Пока проповедник витал в облаках, Руслан оставался тупым, равнодушным к хитросплетениям его речей: неискушенный разум, прочно привязанный «к земным предметам», не мог сразу постичь всю богословскую заумь. Но стоило старику покинуть небесную твердь и слезть на земную, Руслан оживился. Он услышал новое. Новое — и заманчивое.
Волхвы славянские тоже обещают загробную жизнь, — но жизнь такую же, как здесь, суровую, скучную, в драках, трудах и заботах. И булгары. И готы, — правда, у этих в чертоге Одена можно хоть выпить, но за это надо умереть, убивая других.

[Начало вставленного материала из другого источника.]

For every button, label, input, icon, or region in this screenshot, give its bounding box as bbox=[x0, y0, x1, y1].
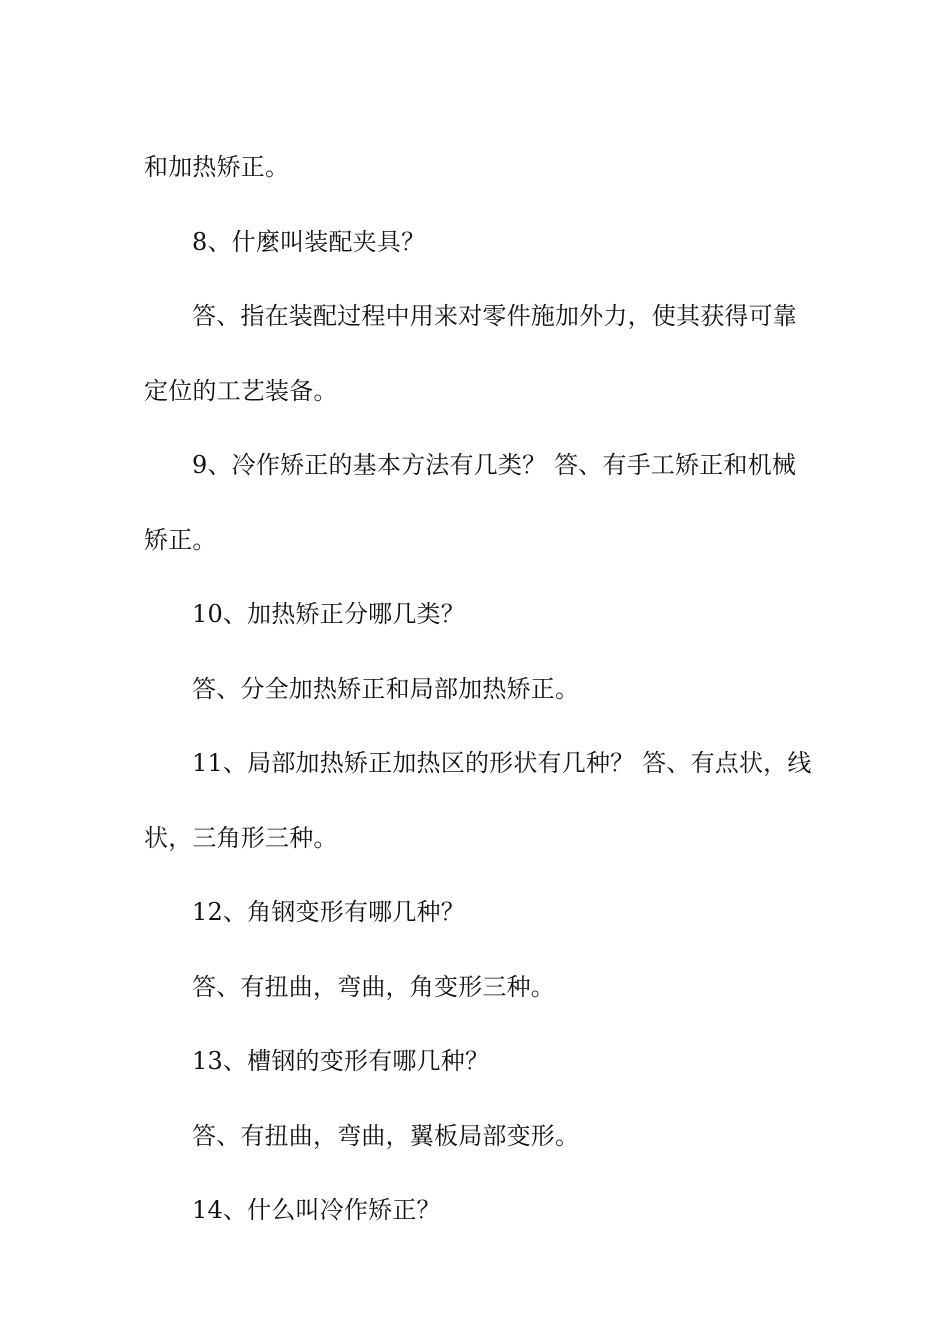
paragraph-line: 定位的工艺装备。 bbox=[144, 376, 338, 405]
answer-10 bbox=[144, 652, 806, 727]
paragraph-line: 状，三角形三种。 bbox=[144, 823, 338, 852]
paragraph-line: 13、槽钢的变形有哪几种？ bbox=[192, 1047, 490, 1075]
question-10 bbox=[144, 577, 806, 652]
answer-8 bbox=[144, 279, 806, 428]
question-14 bbox=[144, 1173, 806, 1248]
paragraph-line: 答、指在装配过程中用来对零件施加外力，使其获得可靠 bbox=[192, 302, 797, 330]
answer-13 bbox=[144, 1099, 806, 1174]
paragraph-line: 14、什么叫冷作矫正？ bbox=[192, 1196, 441, 1224]
document-body bbox=[144, 130, 812, 1248]
paragraph-line: 答、分全加热矫正和局部加热矫正。 bbox=[192, 674, 580, 703]
paragraph-line: 矫正。 bbox=[144, 525, 217, 554]
paragraph-line: 和加热矫正。 bbox=[144, 153, 290, 181]
question-answer-9 bbox=[144, 428, 806, 577]
question-13 bbox=[144, 1024, 806, 1099]
paragraph-1 bbox=[144, 130, 806, 205]
paragraph-line: 9、冷作矫正的基本方法有几类？ 答、有手工矫正和机械 bbox=[192, 451, 797, 479]
paragraph-line: 12、角钢变形有哪几种？ bbox=[192, 898, 465, 926]
paragraph-line: 8、什麼叫装配夹具？ bbox=[192, 227, 426, 256]
paragraph-line: 10、加热矫正分哪几类？ bbox=[192, 600, 465, 628]
question-8 bbox=[144, 205, 806, 280]
paragraph-line: 答、有扭曲，弯曲，翼板局部变形。 bbox=[192, 1121, 580, 1150]
question-answer-11 bbox=[144, 726, 812, 875]
paragraph-line: 11、局部加热矫正加热区的形状有几种？ 答、有点状，线 bbox=[192, 749, 812, 777]
paragraph-line: 答、有扭曲，弯曲，角变形三种。 bbox=[192, 972, 555, 1001]
answer-12 bbox=[144, 950, 806, 1025]
question-12 bbox=[144, 875, 806, 950]
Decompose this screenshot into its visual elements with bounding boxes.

А Христос обещает вечное блаженство, — и всего-навсего за покорность.
Человек обретает надежду.
Но не странно ли: у готов блаженство на небе — для самых буйных, а муки — для самых смирных; у христиан — наоборот…
— Десять заповедей, — это какие же?
Старик охотно перечисляет, сопровождая каждую заповедь наставительным взмахом указательного перста.
— Первая. «Я есть господь бог твой; да не будет у тебя богов иных, кроме меня».
«Посмотрим», — думает Руслан.
— Вторая. Не делай себе кумира, и никакого изображения того, что на небе вверху, и что на земле внизу, и что в воде ниже земли. Не поклоняйся им и не служи им.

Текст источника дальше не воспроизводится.